Conformément aux dispositions de l’article 700 du code de procédure civile, le juge condamne la partie tenue aux dépens ou qui perd son procès à payer à l’autre partie la somme qu’il détermine, au titre des frais exposés et non compris dans les dépens. Dans tous les cas, le juge tient compte de l’équité ou de la situation économique de la partie condamnée et il peut, même d’office, pour des raisons tirées des mêmes considérations, dire qu’il n’y a pas lieu à cette condamnation.
En l’espèce, l’équité commande de dispenser Monsieur, [J], [L], [M] de condamnation au titre des frais exposés et non compris dans les dépens.

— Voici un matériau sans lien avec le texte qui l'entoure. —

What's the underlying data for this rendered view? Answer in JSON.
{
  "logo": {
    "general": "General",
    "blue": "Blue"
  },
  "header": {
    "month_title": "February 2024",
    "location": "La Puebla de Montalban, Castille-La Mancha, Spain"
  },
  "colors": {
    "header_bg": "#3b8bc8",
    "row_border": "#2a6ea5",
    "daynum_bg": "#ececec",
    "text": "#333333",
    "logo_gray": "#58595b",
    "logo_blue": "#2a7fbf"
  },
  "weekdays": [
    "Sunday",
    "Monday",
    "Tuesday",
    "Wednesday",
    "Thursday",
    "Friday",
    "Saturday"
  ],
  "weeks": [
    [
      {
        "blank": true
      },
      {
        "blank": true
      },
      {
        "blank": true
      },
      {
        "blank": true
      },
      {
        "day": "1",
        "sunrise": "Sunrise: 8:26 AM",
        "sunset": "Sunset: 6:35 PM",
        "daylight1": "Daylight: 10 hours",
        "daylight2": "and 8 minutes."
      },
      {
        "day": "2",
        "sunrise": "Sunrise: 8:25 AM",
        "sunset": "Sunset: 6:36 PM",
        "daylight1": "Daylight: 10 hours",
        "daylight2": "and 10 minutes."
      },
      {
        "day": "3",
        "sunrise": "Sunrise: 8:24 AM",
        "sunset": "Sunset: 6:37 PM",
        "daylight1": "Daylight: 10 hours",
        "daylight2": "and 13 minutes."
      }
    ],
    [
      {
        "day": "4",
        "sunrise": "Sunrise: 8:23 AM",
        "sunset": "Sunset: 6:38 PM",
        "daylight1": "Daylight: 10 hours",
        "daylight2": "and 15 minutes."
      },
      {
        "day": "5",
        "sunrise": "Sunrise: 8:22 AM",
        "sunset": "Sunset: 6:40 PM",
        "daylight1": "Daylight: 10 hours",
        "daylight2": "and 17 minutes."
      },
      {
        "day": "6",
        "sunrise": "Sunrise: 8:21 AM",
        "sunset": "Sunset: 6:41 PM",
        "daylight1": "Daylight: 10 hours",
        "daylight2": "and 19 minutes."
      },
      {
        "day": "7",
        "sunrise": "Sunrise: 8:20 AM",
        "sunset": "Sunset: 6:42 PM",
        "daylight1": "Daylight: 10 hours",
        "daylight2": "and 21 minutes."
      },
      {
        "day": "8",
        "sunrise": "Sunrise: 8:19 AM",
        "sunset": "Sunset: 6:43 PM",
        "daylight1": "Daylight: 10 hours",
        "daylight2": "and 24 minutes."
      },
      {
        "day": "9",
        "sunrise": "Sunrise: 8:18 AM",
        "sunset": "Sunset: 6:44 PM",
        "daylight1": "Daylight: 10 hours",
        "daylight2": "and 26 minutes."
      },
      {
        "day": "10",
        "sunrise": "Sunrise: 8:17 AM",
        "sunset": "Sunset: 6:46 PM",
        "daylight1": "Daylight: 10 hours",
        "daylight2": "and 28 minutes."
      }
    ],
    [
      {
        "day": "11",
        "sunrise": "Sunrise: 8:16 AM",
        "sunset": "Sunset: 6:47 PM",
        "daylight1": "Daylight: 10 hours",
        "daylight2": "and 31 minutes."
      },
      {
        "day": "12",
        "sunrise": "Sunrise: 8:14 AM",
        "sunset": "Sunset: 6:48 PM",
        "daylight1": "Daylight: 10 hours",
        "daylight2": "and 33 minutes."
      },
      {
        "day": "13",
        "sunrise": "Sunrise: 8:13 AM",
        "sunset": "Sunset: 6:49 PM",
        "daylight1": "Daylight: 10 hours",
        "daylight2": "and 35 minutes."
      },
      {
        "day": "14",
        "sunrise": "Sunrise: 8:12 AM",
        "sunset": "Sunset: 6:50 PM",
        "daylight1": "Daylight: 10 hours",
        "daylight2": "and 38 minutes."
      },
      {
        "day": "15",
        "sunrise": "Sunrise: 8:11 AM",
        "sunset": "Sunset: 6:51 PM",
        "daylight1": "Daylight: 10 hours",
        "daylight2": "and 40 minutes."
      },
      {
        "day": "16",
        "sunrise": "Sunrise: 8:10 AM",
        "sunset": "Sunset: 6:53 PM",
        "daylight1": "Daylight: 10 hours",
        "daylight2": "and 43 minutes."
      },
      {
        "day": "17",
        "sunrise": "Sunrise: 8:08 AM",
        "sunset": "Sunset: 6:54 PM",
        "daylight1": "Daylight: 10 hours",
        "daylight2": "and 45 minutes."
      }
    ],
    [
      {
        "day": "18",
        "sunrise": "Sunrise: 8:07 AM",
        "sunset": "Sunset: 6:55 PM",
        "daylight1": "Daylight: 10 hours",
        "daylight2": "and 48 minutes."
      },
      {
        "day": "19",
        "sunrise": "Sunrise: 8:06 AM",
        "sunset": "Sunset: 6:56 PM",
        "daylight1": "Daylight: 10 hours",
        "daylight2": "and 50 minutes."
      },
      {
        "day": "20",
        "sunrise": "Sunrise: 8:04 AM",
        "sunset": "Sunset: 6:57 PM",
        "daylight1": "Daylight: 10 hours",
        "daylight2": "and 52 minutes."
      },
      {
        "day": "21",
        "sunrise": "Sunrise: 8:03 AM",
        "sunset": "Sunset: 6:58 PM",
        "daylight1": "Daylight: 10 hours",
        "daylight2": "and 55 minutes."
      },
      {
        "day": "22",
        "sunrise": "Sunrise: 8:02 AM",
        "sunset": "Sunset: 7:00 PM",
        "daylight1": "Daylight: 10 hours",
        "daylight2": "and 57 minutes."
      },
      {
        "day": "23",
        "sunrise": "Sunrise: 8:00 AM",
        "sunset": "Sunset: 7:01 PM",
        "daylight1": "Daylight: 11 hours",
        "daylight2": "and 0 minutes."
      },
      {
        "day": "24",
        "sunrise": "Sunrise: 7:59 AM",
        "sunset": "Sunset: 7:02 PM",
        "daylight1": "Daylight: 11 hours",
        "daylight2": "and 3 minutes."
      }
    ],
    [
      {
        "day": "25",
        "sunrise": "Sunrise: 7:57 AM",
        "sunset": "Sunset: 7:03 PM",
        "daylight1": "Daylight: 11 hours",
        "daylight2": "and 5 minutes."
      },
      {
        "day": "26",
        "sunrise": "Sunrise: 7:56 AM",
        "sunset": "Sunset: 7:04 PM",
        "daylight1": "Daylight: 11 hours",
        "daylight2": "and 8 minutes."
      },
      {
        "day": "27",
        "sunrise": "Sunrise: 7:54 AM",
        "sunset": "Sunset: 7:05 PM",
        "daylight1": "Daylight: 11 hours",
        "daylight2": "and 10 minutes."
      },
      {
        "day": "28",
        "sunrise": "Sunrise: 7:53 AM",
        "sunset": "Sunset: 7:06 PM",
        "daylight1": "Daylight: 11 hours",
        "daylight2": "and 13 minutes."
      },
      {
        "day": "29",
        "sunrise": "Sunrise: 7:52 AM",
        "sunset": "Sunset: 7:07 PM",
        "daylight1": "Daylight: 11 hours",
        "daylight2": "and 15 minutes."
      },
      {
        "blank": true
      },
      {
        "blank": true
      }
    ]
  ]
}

En application de l’article 514 du code de procédure civile, la présente décision est de droit exécutoire.
PAR CES MOTIFS
Le juge des contentieux de la protection, statuant après débats publics, par jugement contradictoire mis à disposition des parties par le greffe et en premier ressort,
CONSTATE la recevabilité de l’action intentée par la société, [W], [P] ;
CONSTATE que le contrat signé le 31 octobre 2018 entre la société, [W], [P] et Monsieur, [J], [L], [M] concernant les locaux (appartement 171, étage 2) situés, [Adresse 3],, [Localité 3] s’est trouvé de plein droit résilié le 28 janvier 2025 par application de la clause résolutoire contractuelle ;
REJETTE la demande de délais de paiement de Monsieur, [J], [L], [M] ;
En conséquence, ORDONNE, faute de départ volontaire, l’expulsion de Monsieur, [J], [L], [M] ainsi que tout occupant de son chef, si besoin est avec l’assistance de la force publique et d’un serrurier conformément aux dispositions des articles L. 412-1, R. 412-1 et suivants du code des procédures civiles d’exécution,
RAPPELLE que le sort des biens mobiliers garnissant les lieux loués sera régi conformément aux articles L. 433-1, R. 433-1 et suivants du même code ;
RAPPELLE qu’il ne pourra être procédé à l’expulsion qu’après l’expiration d’un délai de deux mois suivant la délivrance d’un commandement de quitter les lieux par huissier de justice, et que toute expulsion forcée est prohibée entre le 1er novembre de chaque année jusqu’au 31 mars de l’année suivante conformément aux dispositions des articles L. 412-1 et L. 412-6 du code des procédures civiles d’exécution ;
CONDAMNE Monsieur, [J], [L], [M] à payer à la société, [W], [P] la somme de 12 084,70 € actualisée au 9 décembre 2025, au titre de l’arriéré locatif comprenant les loyers, charges et indemnités d’occupation jusqu’à l’échéance du mois de de novembre 2025 incluse, outre intérêts au taux légal à compter de la présente décision ;
DIT que les sommes versées à ce titre par Monsieur, [J], [L], [M] antérieurement à la présente décision et non incluses dans le décompte susmentionné viendront en déduction des sommes dues ;
FIXE, à compter de la résiliation du bail, l’indemnité mensuelle d’occupation sans droit ni titre due par Monsieur, [J], [L], [M] au montant du loyer et des charges qui aurait été du en l’absence de résiliation du bail, et au besoin CONDAMNE Monsieur, [J], [L], [M] à payer à la société, [W], [P] ladite indemnité mensuelle à compter du mois de décembre 2025 et jusqu’à complète libération des lieux caractérisée par la remise des clés au bailleur ou à son mandataire, un procès-verbal d’expulsion ou de reprise, avec intérêts au taux légal à compter de l’exigibilité de chacune des échéances ;
DIT que l’indemnité d’occupation sera due au prorata temporis et payable à terme et au plus tard le dernier jour de chaque mois ;
DEBOUTE la société, [W], [P] de sa demande de suppression du délai avant l’expulsion ;
DEBOUTE la société, [W], [P] de sa demande au titre de l’article 700 du code de procédure civile ;
CONDAMNE Monsieur, [J], [L], [M] au paiement des dépens qui comprendront le coût du commandement de payer du 28 novembre 2024 ;
RAPPELLE que la présente décision est assortie de l’exécution provisoire ;
DIT que copie de la présente décision sera communiquée par les soins du greffe au représentant de l’État dans le département, en application de l’article R. 412-2 du code des procédures civiles d’exécution.
LE PRÉSENT JUGEMENT A ÉTÉ SIGNE PAR LA JUGE ET LA GREFFIÈRE PRÉSENTES LORS DU PRONONCE.